İngilizce bilmediği için Londra’da Olimpiyat Köyü’ndeki bütün yabancı sporcuları “Hello!” diye selamladığı için adı “Mr. Hello” olmuştu. 

Olimpiyatların sonunda, dönemin Cumhurbaşkanı İsmet İnönü ve Başbakan Hasan Saka tarafından kabul edildi. Bu ziyarette kendisine bir altın saat hediye edildi.

Sonrasında ise Cumhurbaşkanının önerisiyle soyadı “Mersinli” olarak değiştirildi.

Bir fakir babası olan Ahmet Mersinli, 1949 yılında güreşi bıraktı. Doğum yeri olan Mersin (Gümrük Meydanı)’de Olimpiyat Kıraathanesi’ni kurarak işletmeciliğini yapmaya başladı ve 1951 yılında Sadiye Hanımla evlendi.

Yaşamının sonuna kadar genç güreşçilerle ilgilendi. Güreşe verilmeyen ilgiden de yakınan Ahmet Mersinli, buna rağmen güreşçilere hocalık ve ağabeylik yaptı. 

Kendine ait güreş stilini şöyle ifade eder: “Önceleri güreşimde taktik yoktu. O anda, rakibimin güreşine göre oyunlar yapardım. Fakat bende kendime akıl erdiremezdim.

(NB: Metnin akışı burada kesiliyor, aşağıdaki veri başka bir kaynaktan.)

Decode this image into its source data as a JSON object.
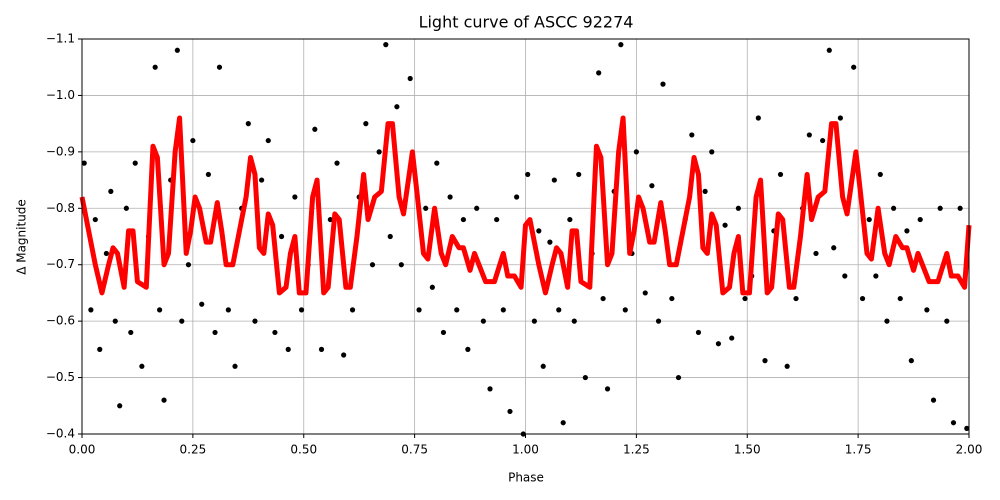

İstanbul’da güreş kulübündeyken, taktik te öğrenmeye başladım. Güreşçi rakiplerimin güreşlerini izleyerek oyunlarını öğrendim. Bu aşamadan sonra güreştiğim Mehmet Ağa isimli güreşçi çok ağır ve benden iriydi. Çok çevik olmalı ve en kısa zamanda güreşi bitirmeliydim. Aksi takdirde beni çok uğraştırırdı. Güreşe başlar başlamaz oyun üstüne oyun denemeye, çevik hareketlerle güreşmeye başladım. 15 dakika sonra mağlup ettim. Kendisi bile nasıl yenildiğini anlayamadı. Bundan sonra Avrupa’da rakiplerimi izledim ve onları nasıl yenebileceğimi hesaplamış olarak karşılarına çıktım”

Türk sporuna elde ettiği başarılarla Türk halkını gururlandıran Ahmet Mersinli’nin adı (Sarıyer Mersinli Ahmet Kireççi Kamp Eğitim Merkezi), İstanbul (Sarıyer)’da halter ve güreş milli takımlarının çalıştığı tesise verilmiştir. 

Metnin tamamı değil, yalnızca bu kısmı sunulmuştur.